Neeson plays pioneering sex scientist Alfred Kinsey in his best performance since Michael Collins and Schindler's List. Surprisingly overlooked by the Academy for Kinsey, Neeson will next be seen in two major blockbusters this year. Of the two roles he says, "In Kingdom Of Heaven, I play a crusty old warrior who is Orlando Bloom's father. And in Batman Returns, I play a mentor to Bruce Wayne - I teach him a few skills."
Do you think Kinsey crossed the line between the objectivity of being a scientist and the subjectivity of somebody who was perhaps trying to justify his own lifestyle?
I don't think he was justifying his own lifestyle. He was obviously bisexual. From my research he only really discovered that in his late 20s. I believe he grew up with enormous fear, guilt and confusion, to the point of when he found his mission in life he was determined that young people especially wouldn't have to go through what he did. I think that was his springboard.
From your research was there anything missing in the film that maybe should have been in it?
I thought Bill [Condon, director] covered every base, but there was one scene I was surprised that has gone. After he talks to the paedophile, there's a scene with Laura [Linney] and I in bed. Where he's deciding to use this information this man has given him. Laura's saying he shouldn't, and he should throw it away. And because Kinsey is a collector, and this freak had these obscene measurements - Kinsey would have salivated at that stuff; it was science to him.

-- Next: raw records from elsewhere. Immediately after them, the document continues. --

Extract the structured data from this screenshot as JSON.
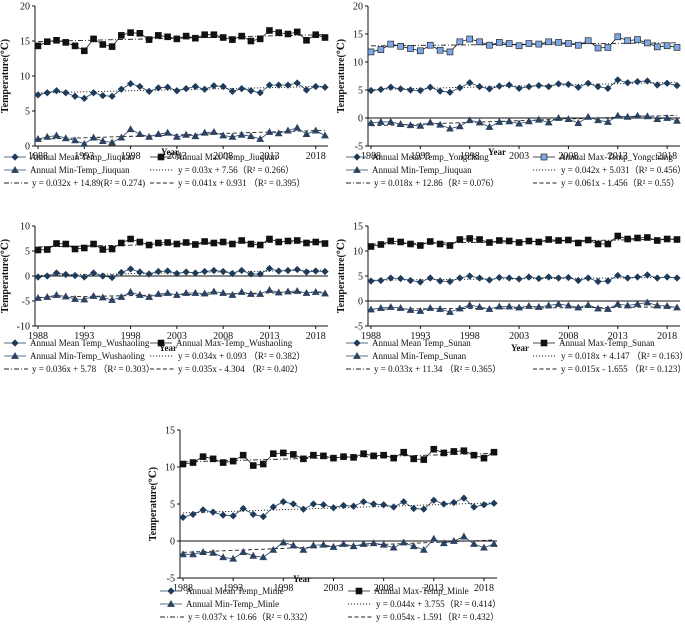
{
  "chart_data": [
    {
      "type": "line",
      "station": "Jiuquan",
      "x": [
        1988,
        1989,
        1990,
        1991,
        1992,
        1993,
        1994,
        1995,
        1996,
        1997,
        1998,
        1999,
        2000,
        2001,
        2002,
        2003,
        2004,
        2005,
        2006,
        2007,
        2008,
        2009,
        2010,
        2011,
        2012,
        2013,
        2014,
        2015,
        2016,
        2017,
        2018,
        2019
      ],
      "xticks": [
        "1988",
        "1993",
        "1998",
        "2003",
        "2008",
        "2013",
        "2018"
      ],
      "ylim": [
        0,
        20
      ],
      "yticks": [
        "0",
        "5",
        "10",
        "15",
        "20"
      ],
      "ylabel": "Temperature(℃)",
      "xlabel": "Year",
      "series": [
        {
          "name": "Annual Mean Temp_Jiuquan",
          "marker": "diamond",
          "values": [
            7.3,
            7.6,
            7.9,
            7.6,
            7.1,
            6.8,
            7.6,
            7.2,
            7.1,
            8.1,
            8.9,
            8.5,
            7.8,
            8.3,
            8.4,
            7.9,
            8.2,
            8.5,
            8.1,
            8.6,
            8.5,
            7.8,
            8.2,
            7.9,
            7.6,
            8.7,
            8.7,
            8.7,
            9.0,
            8.0,
            8.5,
            8.4
          ]
        },
        {
          "name": "Annual Max-Temp_Jiuquan",
          "marker": "square",
          "values": [
            14.3,
            14.9,
            15.1,
            14.8,
            14.3,
            13.6,
            15.3,
            14.5,
            14.2,
            15.8,
            16.2,
            16.1,
            15.2,
            15.8,
            15.6,
            15.3,
            15.7,
            15.4,
            15.9,
            15.9,
            15.5,
            15.2,
            15.7,
            15.0,
            15.3,
            16.5,
            16.2,
            16.0,
            16.3,
            15.1,
            15.9,
            15.5
          ]
        },
        {
          "name": "Annual Min-Temp_Jiuquan",
          "marker": "triangle",
          "values": [
            1.0,
            1.3,
            1.5,
            1.1,
            0.8,
            0.3,
            1.2,
            0.7,
            0.5,
            1.2,
            2.4,
            1.7,
            1.3,
            1.7,
            1.9,
            1.3,
            1.6,
            1.4,
            1.9,
            2.0,
            1.5,
            1.3,
            1.6,
            1.4,
            1.0,
            2.0,
            1.8,
            2.2,
            2.6,
            1.7,
            2.2,
            1.5
          ]
        }
      ],
      "trendlines": [
        {
          "label": "y = 0.03x + 7.56（R² = 0.266）",
          "slope": 0.03,
          "intercept": 7.56,
          "style": "dotted"
        },
        {
          "label": "y = 0.032x + 14.89(R² = 0.274)",
          "slope": 0.032,
          "intercept": 14.89,
          "style": "dashdot"
        },
        {
          "label": "y = 0.041x + 0.931 （R² = 0.395）",
          "slope": 0.041,
          "intercept": 0.931,
          "style": "dashed"
        }
      ]
    },
    {
      "type": "line",
      "station": "Yongchang",
      "x": [
        1988,
        1989,
        1990,
        1991,
        1992,
        1993,
        1994,
        1995,
        1996,
        1997,
        1998,
        1999,
        2000,
        2001,
        2002,
        2003,
        2004,
        2005,
        2006,
        2007,
        2008,
        2009,
        2010,
        2011,
        2012,
        2013,
        2014,
        2015,
        2016,
        2017,
        2018,
        2019
      ],
      "xticks": [
        "1988",
        "1993",
        "1998",
        "2003",
        "2008",
        "2013",
        "2018"
      ],
      "ylim": [
        -5,
        20
      ],
      "yticks": [
        "-5",
        "0",
        "5",
        "10",
        "15",
        "20"
      ],
      "ylabel": "Temperature(℃)",
      "xlabel": "Year",
      "series": [
        {
          "name": "Annual Mean Temp_Yongchang",
          "marker": "diamond",
          "values": [
            4.9,
            5.1,
            5.5,
            5.2,
            5.0,
            4.9,
            5.5,
            4.8,
            4.6,
            5.4,
            6.3,
            5.6,
            5.2,
            5.7,
            5.9,
            5.3,
            5.6,
            5.8,
            5.6,
            6.1,
            6.0,
            5.5,
            6.2,
            5.6,
            5.3,
            6.8,
            6.3,
            6.5,
            6.6,
            5.9,
            6.2,
            5.8
          ]
        },
        {
          "name": "Annual Max-Temp_Yongchang",
          "marker": "square",
          "values": [
            11.8,
            12.2,
            13.2,
            12.8,
            12.4,
            12.0,
            13.0,
            12.1,
            11.8,
            13.6,
            14.1,
            13.6,
            13.0,
            13.5,
            13.3,
            12.9,
            13.3,
            13.2,
            13.6,
            13.5,
            13.3,
            13.0,
            13.8,
            12.5,
            12.6,
            14.5,
            13.8,
            14.0,
            13.4,
            12.7,
            12.9,
            12.6
          ]
        },
        {
          "name": "Annual Min-Temp_Jiuquan",
          "marker": "triangle",
          "values": [
            -0.9,
            -0.7,
            -0.7,
            -1.1,
            -1.3,
            -1.4,
            -0.8,
            -1.2,
            -1.9,
            -1.5,
            -0.4,
            -0.8,
            -1.6,
            -0.7,
            -0.6,
            -1.0,
            -0.6,
            -0.3,
            -0.8,
            0.0,
            -0.2,
            -0.9,
            0.2,
            -0.4,
            -0.7,
            0.4,
            0.2,
            0.4,
            0.3,
            -0.2,
            0.0,
            -0.5
          ]
        }
      ],
      "trendlines": [
        {
          "label": "y = 0.042x + 5.031（R² = 0.456）",
          "slope": 0.042,
          "intercept": 5.031,
          "style": "dotted"
        },
        {
          "label": "y = 0.018x + 12.86（R² = 0.076）",
          "slope": 0.018,
          "intercept": 12.86,
          "style": "dashdot"
        },
        {
          "label": "y = 0.061x - 1.456（R² = 0.55）",
          "slope": 0.061,
          "intercept": -1.456,
          "style": "dashed"
        }
      ]
    },
    {
      "type": "line",
      "station": "Wushaoling",
      "x": [
        1988,
        1989,
        1990,
        1991,
        1992,
        1993,
        1994,
        1995,
        1996,
        1997,
        1998,
        1999,
        2000,
        2001,
        2002,
        2003,
        2004,
        2005,
        2006,
        2007,
        2008,
        2009,
        2010,
        2011,
        2012,
        2013,
        2014,
        2015,
        2016,
        2017,
        2018,
        2019
      ],
      "xticks": [
        "1988",
        "1993",
        "1998",
        "2003",
        "2008",
        "2013",
        "2018"
      ],
      "ylim": [
        -10,
        10
      ],
      "yticks": [
        "-10",
        "-5",
        "0",
        "5",
        "10"
      ],
      "ylabel": "Temperature(℃)",
      "xlabel": "Year",
      "series": [
        {
          "name": "Annual Mean Temp_Wushaoling",
          "marker": "diamond",
          "values": [
            -0.2,
            0.0,
            0.6,
            0.3,
            0.1,
            -0.2,
            0.6,
            0.0,
            -0.3,
            0.7,
            1.4,
            0.8,
            0.4,
            0.9,
            1.0,
            0.5,
            0.8,
            0.6,
            0.9,
            1.1,
            0.9,
            0.5,
            1.1,
            0.4,
            0.4,
            1.5,
            1.0,
            1.1,
            1.3,
            0.8,
            1.0,
            0.9
          ]
        },
        {
          "name": "Annual Max-Temp_Wushaoling",
          "marker": "square",
          "values": [
            5.2,
            5.3,
            6.5,
            6.4,
            5.4,
            5.6,
            6.4,
            5.3,
            5.4,
            6.6,
            7.4,
            6.8,
            6.2,
            6.6,
            6.7,
            6.4,
            6.7,
            6.3,
            6.9,
            6.6,
            6.8,
            6.4,
            7.1,
            6.4,
            6.2,
            7.4,
            6.8,
            7.0,
            7.1,
            6.6,
            6.8,
            6.5
          ]
        },
        {
          "name": "Annual Min-Temp_Wushaoling",
          "marker": "triangle",
          "values": [
            -4.4,
            -4.2,
            -3.8,
            -4.1,
            -4.6,
            -4.7,
            -4.0,
            -4.3,
            -4.8,
            -4.2,
            -3.2,
            -3.8,
            -4.2,
            -3.6,
            -3.4,
            -3.8,
            -3.4,
            -3.4,
            -3.5,
            -3.1,
            -3.4,
            -3.8,
            -3.2,
            -3.6,
            -3.6,
            -2.8,
            -3.3,
            -3.1,
            -3.0,
            -3.4,
            -3.2,
            -3.5
          ]
        }
      ],
      "trendlines": [
        {
          "label": "y = 0.034x + 0.093 （R² = 0.382）",
          "slope": 0.034,
          "intercept": 0.093,
          "style": "dotted"
        },
        {
          "label": "y = 0.036x + 5.78 （R² = 0.303）",
          "slope": 0.036,
          "intercept": 5.78,
          "style": "dashdot"
        },
        {
          "label": "y = 0.035x - 4.304 （R² = 0.402）",
          "slope": 0.035,
          "intercept": -4.304,
          "style": "dashed"
        }
      ]
    },
    {
      "type": "line",
      "station": "Sunan",
      "x": [
        1988,
        1989,
        1990,
        1991,
        1992,
        1993,
        1994,
        1995,
        1996,
        1997,
        1998,
        1999,
        2000,
        2001,
        2002,
        2003,
        2004,
        2005,
        2006,
        2007,
        2008,
        2009,
        2010,
        2011,
        2012,
        2013,
        2014,
        2015,
        2016,
        2017,
        2018,
        2019
      ],
      "xticks": [
        "1988",
        "1993",
        "1998",
        "2003",
        "2008",
        "2013",
        "2018"
      ],
      "ylim": [
        -5,
        15
      ],
      "yticks": [
        "-5",
        "0",
        "5",
        "10",
        "15"
      ],
      "ylabel": "Temperature(℃)",
      "xlabel": "Year",
      "series": [
        {
          "name": "Annual Mean Temp_Sunan",
          "marker": "diamond",
          "values": [
            4.0,
            4.1,
            4.6,
            4.5,
            4.1,
            3.8,
            4.6,
            4.0,
            3.9,
            4.6,
            5.0,
            4.6,
            4.2,
            4.7,
            4.6,
            4.4,
            4.8,
            4.5,
            4.8,
            4.6,
            4.7,
            4.1,
            4.6,
            3.9,
            4.0,
            5.1,
            4.6,
            4.8,
            5.2,
            4.6,
            4.8,
            4.6
          ]
        },
        {
          "name": "Annual Max-Temp_Sunan",
          "marker": "square",
          "values": [
            10.9,
            11.3,
            12.0,
            11.8,
            11.4,
            11.1,
            11.9,
            11.4,
            11.1,
            12.3,
            12.5,
            12.3,
            11.7,
            12.1,
            12.0,
            11.7,
            12.0,
            11.8,
            12.3,
            12.1,
            12.2,
            11.6,
            12.2,
            11.4,
            11.4,
            13.0,
            12.4,
            12.6,
            12.7,
            12.1,
            12.4,
            12.3
          ]
        },
        {
          "name": "Annual Min-Temp_Sunan",
          "marker": "triangle",
          "values": [
            -1.7,
            -1.4,
            -1.2,
            -1.4,
            -1.8,
            -2.0,
            -1.4,
            -1.6,
            -2.2,
            -1.5,
            -0.8,
            -1.2,
            -1.6,
            -1.1,
            -1.1,
            -1.3,
            -1.0,
            -1.2,
            -0.9,
            -0.6,
            -0.9,
            -1.3,
            -0.8,
            -1.5,
            -1.6,
            -0.6,
            -0.9,
            -0.6,
            -0.3,
            -0.9,
            -1.0,
            -1.3
          ]
        }
      ],
      "trendlines": [
        {
          "label": "y = 0.018x + 4.147 （R² = 0.163）",
          "slope": 0.018,
          "intercept": 4.147,
          "style": "dotted"
        },
        {
          "label": "y = 0.033x + 11.34 （R² = 0.365）",
          "slope": 0.033,
          "intercept": 11.34,
          "style": "dashdot"
        },
        {
          "label": "y = 0.015x - 1.655 （R² = 0.123）",
          "slope": 0.015,
          "intercept": -1.655,
          "style": "dashed"
        }
      ]
    },
    {
      "type": "line",
      "station": "Minle",
      "x": [
        1988,
        1989,
        1990,
        1991,
        1992,
        1993,
        1994,
        1995,
        1996,
        1997,
        1998,
        1999,
        2000,
        2001,
        2002,
        2003,
        2004,
        2005,
        2006,
        2007,
        2008,
        2009,
        2010,
        2011,
        2012,
        2013,
        2014,
        2015,
        2016,
        2017,
        2018,
        2019
      ],
      "xticks": [
        "1988",
        "1993",
        "1998",
        "2003",
        "2008",
        "2013",
        "2018"
      ],
      "ylim": [
        -5,
        15
      ],
      "yticks": [
        "-5",
        "0",
        "5",
        "10",
        "15"
      ],
      "ylabel": "Temperature(℃)",
      "xlabel": "Year",
      "series": [
        {
          "name": "Annual Mean Temp_Minle",
          "marker": "diamond",
          "values": [
            3.2,
            3.6,
            4.2,
            3.9,
            3.5,
            3.4,
            4.4,
            3.6,
            3.3,
            4.6,
            5.3,
            5.0,
            4.3,
            5.0,
            4.9,
            4.5,
            4.8,
            4.7,
            5.3,
            5.0,
            4.9,
            4.6,
            5.3,
            4.4,
            4.3,
            5.5,
            5.0,
            5.2,
            5.8,
            4.6,
            4.9,
            5.1
          ]
        },
        {
          "name": "Annual Max-Temp_Minle",
          "marker": "square",
          "values": [
            10.4,
            10.6,
            11.4,
            11.1,
            10.6,
            10.8,
            11.6,
            10.2,
            10.4,
            11.8,
            11.9,
            11.7,
            11.1,
            11.6,
            11.5,
            11.2,
            11.4,
            11.3,
            11.8,
            11.5,
            11.6,
            11.2,
            12.0,
            11.1,
            11.0,
            12.4,
            11.9,
            12.1,
            12.2,
            11.6,
            11.2,
            12.0
          ]
        },
        {
          "name": "Annual Min-Temp_Minle",
          "marker": "triangle",
          "values": [
            -1.8,
            -1.8,
            -1.5,
            -1.6,
            -2.2,
            -2.4,
            -1.5,
            -2.0,
            -2.2,
            -1.2,
            -0.2,
            -0.6,
            -1.2,
            -0.6,
            -0.5,
            -0.8,
            -0.4,
            -0.7,
            -0.4,
            -0.3,
            -0.5,
            -0.9,
            -0.2,
            -0.7,
            -1.2,
            0.3,
            -0.3,
            0.0,
            0.6,
            -0.4,
            -0.9,
            -0.4
          ]
        }
      ],
      "trendlines": [
        {
          "label": "y = 0.044x + 3.755（R² = 0.414）",
          "slope": 0.044,
          "intercept": 3.755,
          "style": "dotted"
        },
        {
          "label": "y = 0.037x + 10.66（R² = 0.332）",
          "slope": 0.037,
          "intercept": 10.66,
          "style": "dashdot"
        },
        {
          "label": "y = 0.054x - 1.591（R² = 0.432）",
          "slope": 0.054,
          "intercept": -1.591,
          "style": "dashed"
        }
      ]
    }
  ],
  "colors": {
    "mean": "#1f3b5a",
    "max": "#111111",
    "max_alt_fill": "#7ea6e0",
    "min": "#2b4361",
    "axis": "#111111",
    "trend": "#222222"
  }
}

Kinsey's father frowned upon his son's scientific pursuits, and never took them seriously. Did your father think that about your acting when you were young?
Very much so. It was something you did in your time off - amateur dramatics. It certainly wasn't something you'd entertain the thought you might be paid for.
Did you, like Kinsey, have a day of reckoning with you father?
I did. I had an extraordinary day actually. I remember it was 1975, and I was accepted into Northern Ireland's only repertoire theatre - Belfast Lyric theatre. It was a time when bombs and explosions were going off all over the city. I sneaked a day off work in my hometown to come up to Belfast to do an audition without telling my parents - I was living at home at the time. And that afternoon I got accepted into the theatre, and I remember coming back on the train to my home, which was 30 miles away, stopping in at various pubs along the way, with this equity contract, and I arrived back at midnight. My parents were white as sheets. I was stupid in that day and age, to not telephone, so they literally didn't speak to me for a week, because of the shock. I could tell when I walked into the house how dumb I'd been. But I was overjoyed my life was going to change, I was going to get paid for acting.
And get paid pretty well...
Well, it's still a matter of is Gibson going to do it? Is Clooney going to do it? Tick them off, and then you get to me.
Kinsey is released in UK cinemas on Friday 4th March 2005.